Number of Problem Gamblers Seeking Help During UK Lockdown Soars

  • Gordon Moody Association offers treatment programs for people with severe gambling problems
  • People seeking help rose from 30 per month to 1,000 per month between April and June
  • The charity was getting up to five calls per day from gamblers with suicidal thoughts
Closeup of man wearing glasses looking at computer screen
The Gordon Moody Association has witnessed a significant rise in problem gamblers seeking its help during the pandemic lockdown in the UK. [Image:]

A concerning trend

A top gambling addiction charity in the UK has indicated a significant increase in the number of problem gamblers seeking help because of the coronavirus lockdown.

The Gordon Moody Association operates residential treatment programs for individuals who struggle with severe gambling issues. Its interactions with people who are grappling with gambling problems skyrocketed from 30 per month to 1,000 per month between April and June. 
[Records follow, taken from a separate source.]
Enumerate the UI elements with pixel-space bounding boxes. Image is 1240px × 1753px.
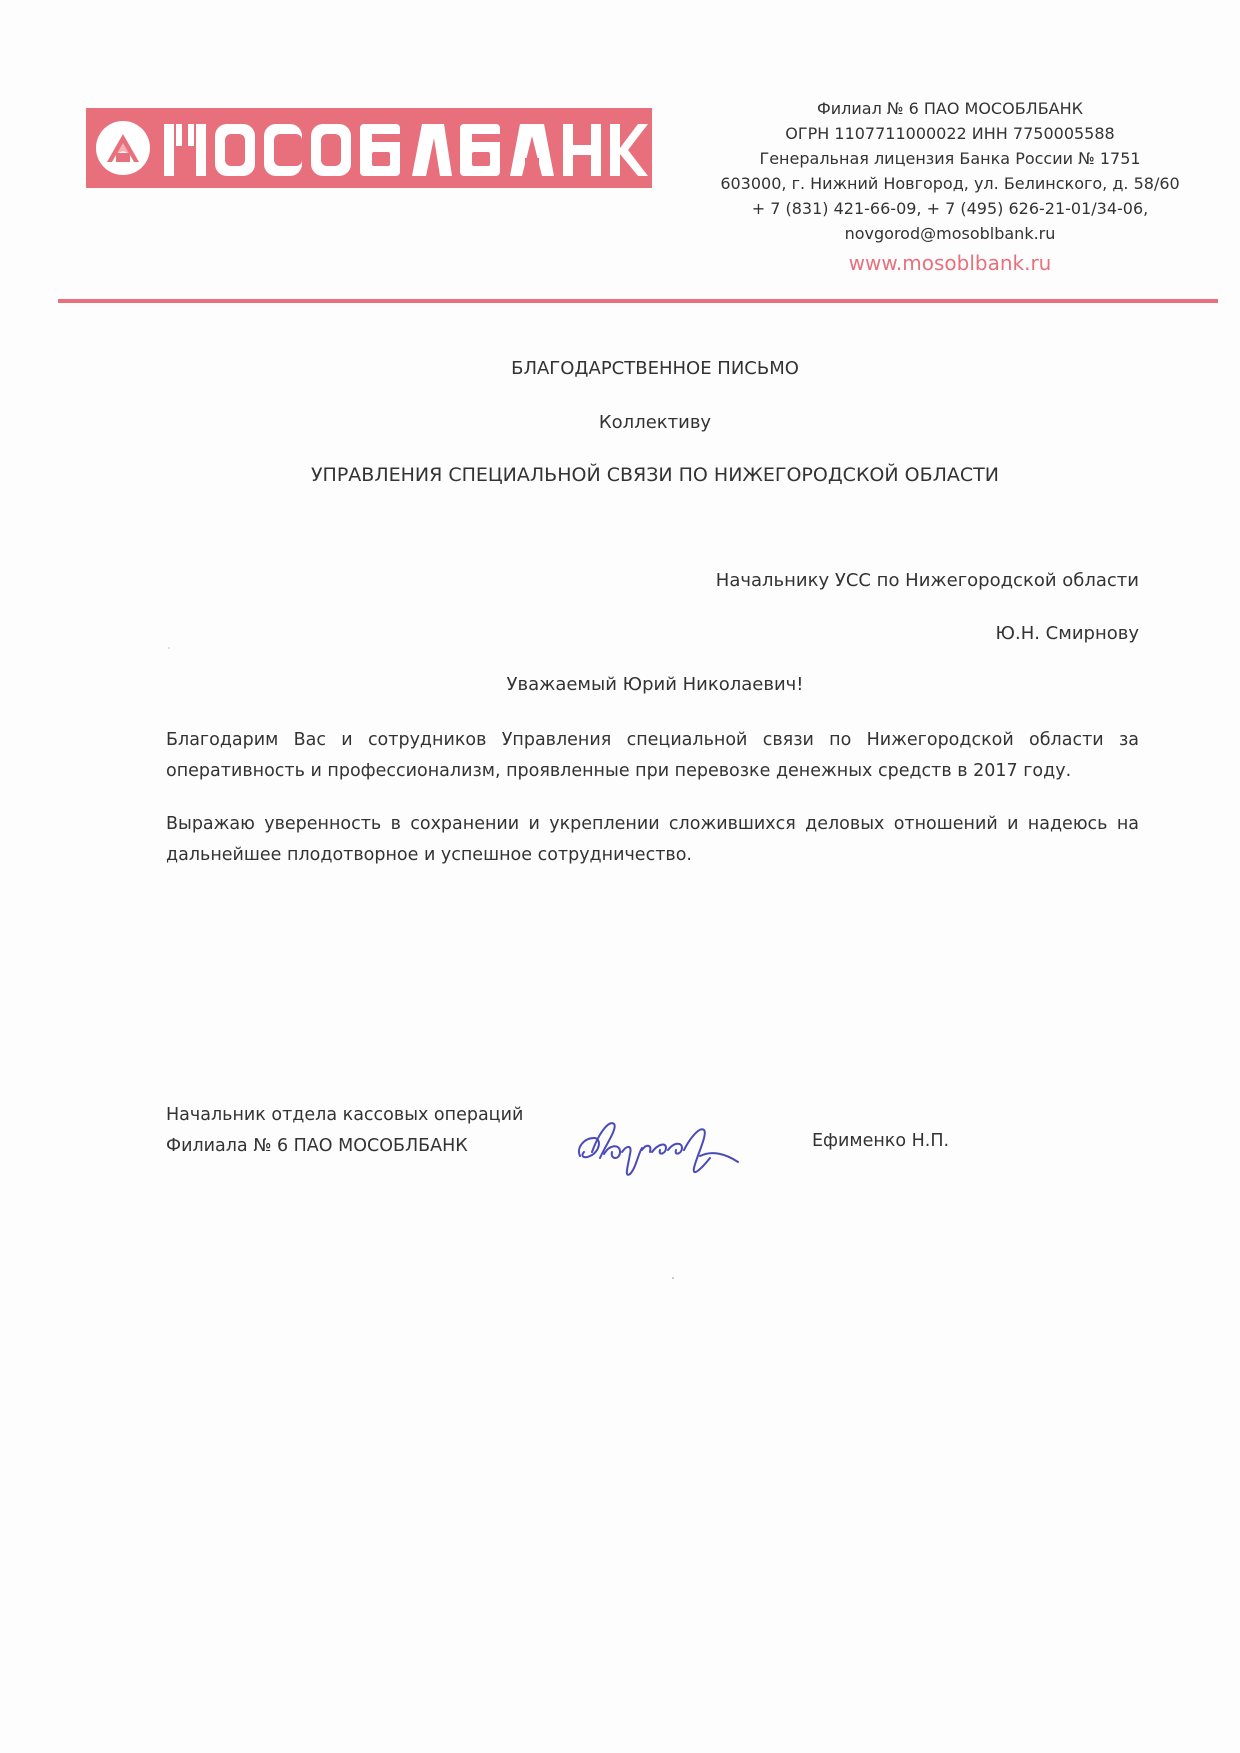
bank-contact-info xyxy=(690,96,1210,278)
body-paragraph-2: Выражаю уверенность в сохранении и укреплении сложившихся деловых отношений и надеюсь на дальнейшее плодотворное и успешное сотрудничество. xyxy=(166,814,1139,865)
registration-numbers: ОГРН 1107711000022 ИНН 7750005588 xyxy=(785,124,1115,143)
website-link[interactable]: www.mosoblbank.ru xyxy=(848,251,1052,275)
bank-wordmark xyxy=(160,108,650,188)
license-info: Генеральная лицензия Банка России № 1751 xyxy=(759,149,1141,168)
addressee-position: Начальнику УСС по Нижегородской области xyxy=(715,570,1139,591)
phone-numbers: + 7 (831) 421-66-09, + 7 (495) 626-21-01/34-06, xyxy=(751,199,1149,218)
bank-logo xyxy=(86,108,652,188)
signer-position-line-2: Филиала № 6 ПАО МОСОБЛБАНК xyxy=(166,1136,468,1156)
signer-name: Ефименко Н.П. xyxy=(812,1131,950,1151)
letter-recipient-organization: УПРАВЛЕНИЯ СПЕЦИАЛЬНОЙ СВЯЗИ ПО НИЖЕГОРОДСКОЙ ОБЛАСТИ xyxy=(310,464,1000,486)
body-paragraph-1: Благодарим Вас и сотрудников Управления специальной связи по Нижегородской области за оперативность и профессионализм, проявленные при перевозке денежных средств в 2017 году. xyxy=(166,730,1139,781)
bank-emblem-icon xyxy=(94,119,152,177)
header-divider xyxy=(58,299,1218,303)
email-address: novgorod@mosoblbank.ru xyxy=(844,224,1056,243)
signer-position xyxy=(166,1100,523,1162)
letter-title: БЛАГОДАРСТВЕННОЕ ПИСЬМО xyxy=(511,358,799,379)
scan-speck xyxy=(672,1277,674,1279)
postal-address: 603000, г. Нижний Новгород, ул. Белинского, д. 58/60 xyxy=(720,174,1180,193)
letter-recipient-group: Коллективу xyxy=(598,412,712,433)
handwritten-signature xyxy=(570,1108,755,1188)
scan-speck xyxy=(168,647,170,649)
signer-position-line-1: Начальник отдела кассовых операций xyxy=(166,1105,524,1125)
addressee-name: Ю.Н. Смирнову xyxy=(995,623,1139,644)
branch-name: Филиал № 6 ПАО МОСОБЛБАНК xyxy=(816,99,1084,118)
salutation: Уважаемый Юрий Николаевич! xyxy=(506,674,804,695)
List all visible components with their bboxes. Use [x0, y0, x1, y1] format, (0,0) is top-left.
as many as five calls a day from gamblers who had suicidal thoughts

During the peak of the UK’s lockdown, the charity was getting as many as five calls a day from gamblers who had suicidal thoughts. These calls were usually from former residents or from people who were contemplating getting help through the program. The number of women and young people looking for advice or seeking treatment also rose.

Ending the stigma

Gordon Moody Association chief executive Matthew Hickey said a major wave was expected as a result of the pandemic, and he believes these increases could just be the beginning. Hickey added: “Now that we’re moving into the second quarter of 2020, we’re definitely seeing an upsurge in numbers.” 

He hopes that greater public awareness of problem gambling can help reduce the stigma associated with addicts seeking treatment. Hickey likened it to how people speaking openly about mental health issues only became common ten to 15 years ago. 

Online gambling activity

It appears that while the overall levels of gambling fell during the lockdown because most sporting events were canceled, frequent gamblers actually increased their activity.

GVC Holdings, the owner of several UK betting brands such as Ladbrokes, released its second-quarter results on Thursday. While net revenue for the period fell 22%, online income actually rose by 20%. Studies have shown that online casino games are more addictive than sports betting.

According to UK Gambling Commission data released in May, online slots play was up 25%, online poker activity increased by 38%, and virtual sports betting jumped 40% during lockdown. Almost two thirds of “engaged” gamblers were increasing the amount of money or time they spent gambling during the period.